Bilgisayar teknolojisinde süren minyatürleştirme eğilimi yeni parça türlerini doğurmuştur. Daha eski parçaların küçük bacaklar biçiminde bağlantı kısımları vardır; bunlar deliklerden geçirilip devre kartına tutturulur, diğer tarafta lehimlenir ve tellerle bağlanır. Bilgisayar ve iletişim teknolojisinde kullanılan yeni bir parça sınıfına yüzeyden takmalı aygıtlar (SMD) denir. Bir devreye daha fazla parça sığdırılması amacıyla geliştirilmiş olan SMD parçaları, bir basılı devre kartının yüzeyine doğrudan lehimlenir. Basılı devre kartları artık mekanik destek ve parçalar arasında elektrik bağlantısı sağlamaya yarar.

Üretim Teknolojisi

Elektronik aygıtların seri üretimi çoğunlukla tam otomasyonlu montaj hatlarında gerçekleşir. Parçaları geliştirme, kontrol etme ve onarma işlemlerinde, teknisyenler ince aletler, lehimleme istasyonları, büyüteçler, ölçüm ve test aygıtları kullanarak çalışırlar.

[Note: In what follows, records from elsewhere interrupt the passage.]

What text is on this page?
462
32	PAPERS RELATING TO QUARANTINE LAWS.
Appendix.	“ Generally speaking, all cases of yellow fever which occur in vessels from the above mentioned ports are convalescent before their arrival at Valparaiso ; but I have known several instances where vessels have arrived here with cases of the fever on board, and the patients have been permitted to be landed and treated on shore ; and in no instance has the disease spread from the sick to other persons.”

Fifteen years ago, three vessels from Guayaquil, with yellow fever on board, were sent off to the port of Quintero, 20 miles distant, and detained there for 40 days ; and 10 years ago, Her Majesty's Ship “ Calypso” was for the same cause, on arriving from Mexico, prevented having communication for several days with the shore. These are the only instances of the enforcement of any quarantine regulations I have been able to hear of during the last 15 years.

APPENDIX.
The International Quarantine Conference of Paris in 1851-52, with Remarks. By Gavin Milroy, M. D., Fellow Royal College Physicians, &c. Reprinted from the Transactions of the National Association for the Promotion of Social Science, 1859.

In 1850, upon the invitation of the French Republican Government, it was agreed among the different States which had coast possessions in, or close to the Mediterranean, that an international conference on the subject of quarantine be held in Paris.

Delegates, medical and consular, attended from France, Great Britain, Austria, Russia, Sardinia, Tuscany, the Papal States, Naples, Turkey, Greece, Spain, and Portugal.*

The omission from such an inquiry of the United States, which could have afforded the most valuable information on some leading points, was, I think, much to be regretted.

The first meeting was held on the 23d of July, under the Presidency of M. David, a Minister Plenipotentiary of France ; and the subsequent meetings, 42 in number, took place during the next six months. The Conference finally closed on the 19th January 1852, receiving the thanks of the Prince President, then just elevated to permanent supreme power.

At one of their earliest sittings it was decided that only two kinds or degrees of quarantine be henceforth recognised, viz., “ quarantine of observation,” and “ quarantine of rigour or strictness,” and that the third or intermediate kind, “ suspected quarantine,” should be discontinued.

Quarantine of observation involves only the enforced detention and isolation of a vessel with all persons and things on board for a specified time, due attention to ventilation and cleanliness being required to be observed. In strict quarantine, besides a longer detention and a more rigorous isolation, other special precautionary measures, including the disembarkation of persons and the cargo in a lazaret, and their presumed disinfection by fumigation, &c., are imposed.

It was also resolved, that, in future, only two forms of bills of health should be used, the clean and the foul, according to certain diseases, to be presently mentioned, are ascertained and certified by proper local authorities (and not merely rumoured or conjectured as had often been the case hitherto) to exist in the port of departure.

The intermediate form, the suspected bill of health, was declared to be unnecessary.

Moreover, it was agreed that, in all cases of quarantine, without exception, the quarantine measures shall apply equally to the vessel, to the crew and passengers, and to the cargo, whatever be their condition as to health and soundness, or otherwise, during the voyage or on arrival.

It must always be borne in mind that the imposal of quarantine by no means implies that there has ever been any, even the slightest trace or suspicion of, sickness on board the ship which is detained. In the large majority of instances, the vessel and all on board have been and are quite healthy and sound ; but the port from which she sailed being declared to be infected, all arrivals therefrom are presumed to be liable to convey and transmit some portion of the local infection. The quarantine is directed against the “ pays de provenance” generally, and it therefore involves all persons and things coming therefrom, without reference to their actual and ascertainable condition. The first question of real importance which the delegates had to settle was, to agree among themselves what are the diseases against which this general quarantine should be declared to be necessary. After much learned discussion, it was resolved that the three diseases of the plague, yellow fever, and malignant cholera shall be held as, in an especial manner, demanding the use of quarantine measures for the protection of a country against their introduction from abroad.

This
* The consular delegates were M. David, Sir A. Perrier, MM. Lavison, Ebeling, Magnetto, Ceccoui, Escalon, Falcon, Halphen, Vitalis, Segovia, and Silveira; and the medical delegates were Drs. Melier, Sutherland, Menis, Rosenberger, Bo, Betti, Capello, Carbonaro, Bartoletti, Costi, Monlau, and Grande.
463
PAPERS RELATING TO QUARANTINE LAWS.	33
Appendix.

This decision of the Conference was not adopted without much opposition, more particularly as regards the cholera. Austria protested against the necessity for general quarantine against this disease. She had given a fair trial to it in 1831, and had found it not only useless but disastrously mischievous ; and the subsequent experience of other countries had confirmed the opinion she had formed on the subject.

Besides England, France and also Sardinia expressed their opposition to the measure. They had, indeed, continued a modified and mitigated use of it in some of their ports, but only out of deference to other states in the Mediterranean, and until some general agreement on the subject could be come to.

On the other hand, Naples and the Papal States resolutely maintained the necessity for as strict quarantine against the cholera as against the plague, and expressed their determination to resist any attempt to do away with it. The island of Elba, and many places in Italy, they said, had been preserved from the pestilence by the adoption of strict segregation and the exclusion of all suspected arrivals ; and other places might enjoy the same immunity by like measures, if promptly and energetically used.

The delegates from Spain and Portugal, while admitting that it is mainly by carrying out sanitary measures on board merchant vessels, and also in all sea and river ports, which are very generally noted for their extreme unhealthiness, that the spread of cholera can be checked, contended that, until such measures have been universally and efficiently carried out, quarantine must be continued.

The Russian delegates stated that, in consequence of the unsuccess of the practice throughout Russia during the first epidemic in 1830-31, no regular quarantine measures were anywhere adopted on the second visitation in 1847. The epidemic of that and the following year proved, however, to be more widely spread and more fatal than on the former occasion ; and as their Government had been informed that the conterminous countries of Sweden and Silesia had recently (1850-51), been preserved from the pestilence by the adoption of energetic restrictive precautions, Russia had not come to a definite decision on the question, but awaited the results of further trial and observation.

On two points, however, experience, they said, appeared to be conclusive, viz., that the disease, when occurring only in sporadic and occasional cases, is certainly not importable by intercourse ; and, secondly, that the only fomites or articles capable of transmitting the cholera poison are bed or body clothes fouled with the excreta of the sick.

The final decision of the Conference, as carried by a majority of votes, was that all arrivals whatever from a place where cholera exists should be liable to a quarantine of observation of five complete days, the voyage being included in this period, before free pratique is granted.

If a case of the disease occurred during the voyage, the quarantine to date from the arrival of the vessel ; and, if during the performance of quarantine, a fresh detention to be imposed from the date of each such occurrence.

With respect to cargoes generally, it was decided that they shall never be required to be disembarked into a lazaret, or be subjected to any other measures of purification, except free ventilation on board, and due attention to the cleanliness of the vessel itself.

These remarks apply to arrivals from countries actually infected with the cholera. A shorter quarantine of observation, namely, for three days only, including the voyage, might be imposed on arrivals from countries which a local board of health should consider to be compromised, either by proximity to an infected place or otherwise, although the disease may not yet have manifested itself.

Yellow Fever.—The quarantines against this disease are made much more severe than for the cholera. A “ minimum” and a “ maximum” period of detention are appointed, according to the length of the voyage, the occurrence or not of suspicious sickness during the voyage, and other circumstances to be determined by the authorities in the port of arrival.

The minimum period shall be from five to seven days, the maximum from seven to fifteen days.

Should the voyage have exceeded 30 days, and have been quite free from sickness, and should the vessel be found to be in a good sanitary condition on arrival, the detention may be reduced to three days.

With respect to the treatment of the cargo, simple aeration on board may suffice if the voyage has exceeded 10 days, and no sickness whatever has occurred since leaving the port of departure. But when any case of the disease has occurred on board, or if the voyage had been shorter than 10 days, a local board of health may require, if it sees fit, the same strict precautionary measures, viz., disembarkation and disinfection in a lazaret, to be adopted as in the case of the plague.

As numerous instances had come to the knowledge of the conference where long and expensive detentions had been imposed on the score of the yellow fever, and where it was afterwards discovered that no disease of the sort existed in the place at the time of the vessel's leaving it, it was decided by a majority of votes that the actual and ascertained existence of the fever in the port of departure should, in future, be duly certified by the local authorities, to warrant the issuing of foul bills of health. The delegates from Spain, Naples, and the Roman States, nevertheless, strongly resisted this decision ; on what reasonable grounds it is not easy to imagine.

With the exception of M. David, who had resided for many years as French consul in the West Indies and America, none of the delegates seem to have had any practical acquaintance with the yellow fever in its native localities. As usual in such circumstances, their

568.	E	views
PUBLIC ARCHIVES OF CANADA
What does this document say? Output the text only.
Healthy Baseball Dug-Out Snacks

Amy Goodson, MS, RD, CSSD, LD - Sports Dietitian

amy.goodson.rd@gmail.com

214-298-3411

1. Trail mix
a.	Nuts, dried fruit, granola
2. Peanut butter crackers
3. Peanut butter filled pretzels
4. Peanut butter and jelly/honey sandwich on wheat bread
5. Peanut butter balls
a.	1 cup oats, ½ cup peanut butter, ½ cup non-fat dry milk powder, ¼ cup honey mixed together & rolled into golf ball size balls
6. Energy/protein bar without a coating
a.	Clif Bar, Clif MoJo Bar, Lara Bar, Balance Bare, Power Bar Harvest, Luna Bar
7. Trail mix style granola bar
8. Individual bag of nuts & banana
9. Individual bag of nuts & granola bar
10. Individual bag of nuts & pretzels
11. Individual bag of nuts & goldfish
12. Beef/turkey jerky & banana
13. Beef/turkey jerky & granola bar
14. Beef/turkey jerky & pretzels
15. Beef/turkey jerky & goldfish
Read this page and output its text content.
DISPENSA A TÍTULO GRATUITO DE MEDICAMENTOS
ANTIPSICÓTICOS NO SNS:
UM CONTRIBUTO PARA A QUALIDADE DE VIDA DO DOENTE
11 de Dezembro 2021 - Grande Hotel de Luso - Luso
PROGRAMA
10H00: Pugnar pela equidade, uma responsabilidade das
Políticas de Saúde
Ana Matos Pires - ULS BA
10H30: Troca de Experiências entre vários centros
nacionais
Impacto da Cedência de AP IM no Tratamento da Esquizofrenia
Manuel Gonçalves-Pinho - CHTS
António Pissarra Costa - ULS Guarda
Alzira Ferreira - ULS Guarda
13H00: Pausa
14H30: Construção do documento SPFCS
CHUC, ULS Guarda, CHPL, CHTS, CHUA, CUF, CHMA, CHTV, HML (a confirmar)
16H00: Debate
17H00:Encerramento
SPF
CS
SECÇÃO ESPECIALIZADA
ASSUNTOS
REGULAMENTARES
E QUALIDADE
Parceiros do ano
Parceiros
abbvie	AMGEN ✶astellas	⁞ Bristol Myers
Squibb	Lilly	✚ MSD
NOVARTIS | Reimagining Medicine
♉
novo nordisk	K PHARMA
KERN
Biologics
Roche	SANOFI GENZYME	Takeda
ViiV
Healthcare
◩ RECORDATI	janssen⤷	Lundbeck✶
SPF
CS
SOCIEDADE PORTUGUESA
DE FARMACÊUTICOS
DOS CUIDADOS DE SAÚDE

Elektronik parçalar statik şarjlara çok duyarlıdır ve elektronik duyarlı aygıtlar (ESD) olarak anılır. Teknisyenler çoğu kez bir topraklama keçesi üstünde durur ve metal bantlı ayakkabılar giyer. Böyle parçaların sevkiyatında ESD açısından güvenlik köpüğü ve torbaların kullanılması gerekir.

Bir işlemcinin Elektronik Parçaları

işlemcinin elektronik parçaları

Elektronik devreleri anlamada parçaların işlevlerini bilmek çok önemlidir. Yarıiletkenlerden yapılan diyotların ışık yayan diyot (LED) gibi çeşitli biçimleri vardır. Diyotlar akımın belli bir yönde girmesini sağlar ve sözgelimi alternatif akımı doğru akıma çevirir. Ayrıca voltajı koruma ve elektriği ayarlama amacıyla da kullanılır, indüktörler bir kolonun çevresine bobin biçiminde sarılmış tellerden oluşur. Alternatif voltajın akışını değiştirmeye ve bir transformatörde olduğu gibi, voltajı düşürmeye ya da yükseltmeye yarar. Transistorlar yükseltici olarak ya da veri saklama amacıyla kullanılabilir. Rezistanslar akımı sınırlamanın yanısıra, voltaj değiştirmeyi de sağlayabilir. Kondansatörler voltaj dalgalanmalarını dengelemek üzere bir şarjı depolayabilir. Monitörü kapattıktan sonra ekranın birkaç saniye daha titreşmesi kondansatörden kaynaklanır.